As part of this work, I’ve looked at Toll-like receptor 7 in a variety of airway models of asthma, as well as in human airway tissue, to see if it has the potential to be used in as an inhaler or bronchodilator. Some of these results have already been published. This work owes a great debt of thanks to those who choose to donate their organs, as much of my human studies involved airway tissue samples from the Pacific Northwest Transplant Bank.

What are the next steps for your research?
Next steps include further evaluating the mechanism and characterization of the sites of Toll-like receptor 7 activation, particularly in human airways. For example, recently I found that Toll-like receptor 7 is expressed along the lungs’ nerves and that certain nerves produce nitric oxide in response to receptor activation. This raises the question of whether nerves are involved in the immune response and, on the flip side, it makes us question how much we really know about Toll-like receptors – do they have other functions besides just working as an immune receptor? Are they involved in nerve growth or perhaps the way nerves regulate themselves? We’re trying to answer those questions.

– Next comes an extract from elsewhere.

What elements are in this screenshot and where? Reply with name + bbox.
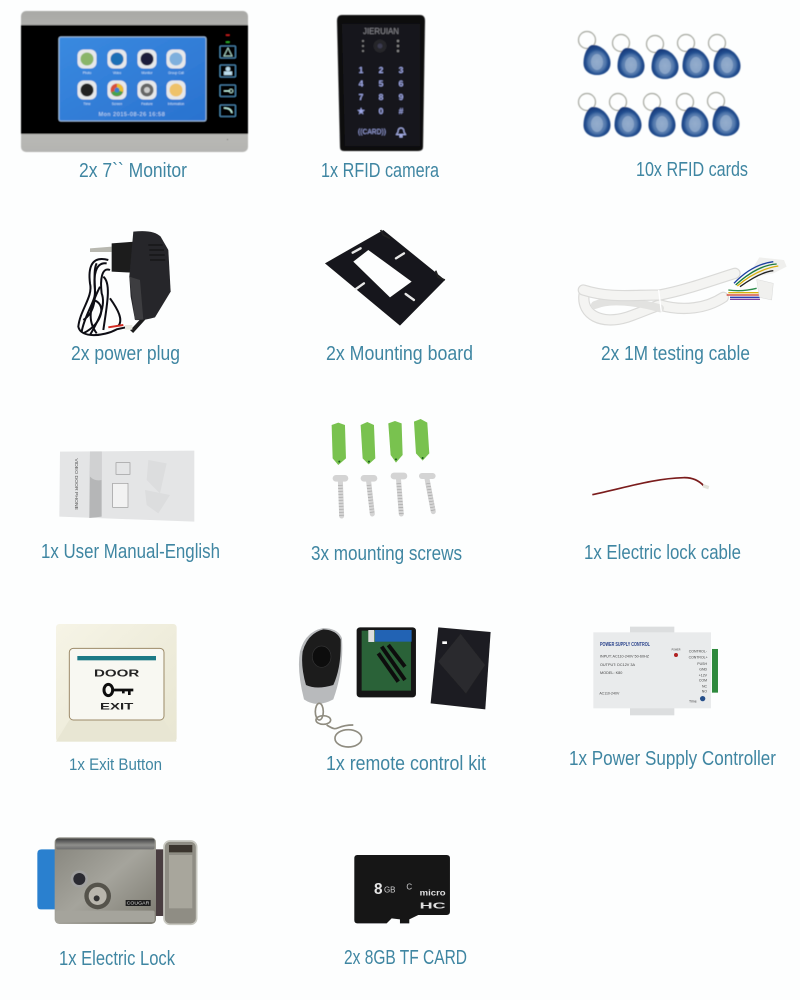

This research ties back to Drs. Jacoby and Fryer’s long-standing interest in airway nerves and how they regulate bronchoconstriction. In asthma, the nerves don’t function properly, which contributes to bronchoconstriction, shortness of breath and wheezing. Not only are nerves dysfunctional, but my colleagues here at OHSU have found that airway nerves change their structure in the presence of inflammation driven by, for example, eosinophils – white blood cells that are often present in large concentrations in the lungs of asthmatics. Understanding the causes and mechanisms that lead to airway dysfunction in asthma is the long-term goal of our work with the hope that we can then translate our findings into meaningful treatments that can improve patients’ quality of life.

Asthma remains a debilitating problem for many patients despite a variety of current treatment options. Long term, this can lead to irreversible lung disease, frequent hospitalizations and death. Furthermore, our more severe asthma patients suffer from the side effects of medications like prednisone. Given that the incidence of asthma has been rising for the past three to four decades, there has never been more urgent need for asthma research that may lead to new therapies.

What do you do when you’re not at work?
Like many Portlanders, I enjoy being outdoors, whether it’s camping, hiking, mountain biking or running. I have two daughters, five and two years old, and I get to run after them as well. I’m also a huge soccer fan (Timbers, London’s Arsenal Football Club) and an Arizona Wildcat through and through.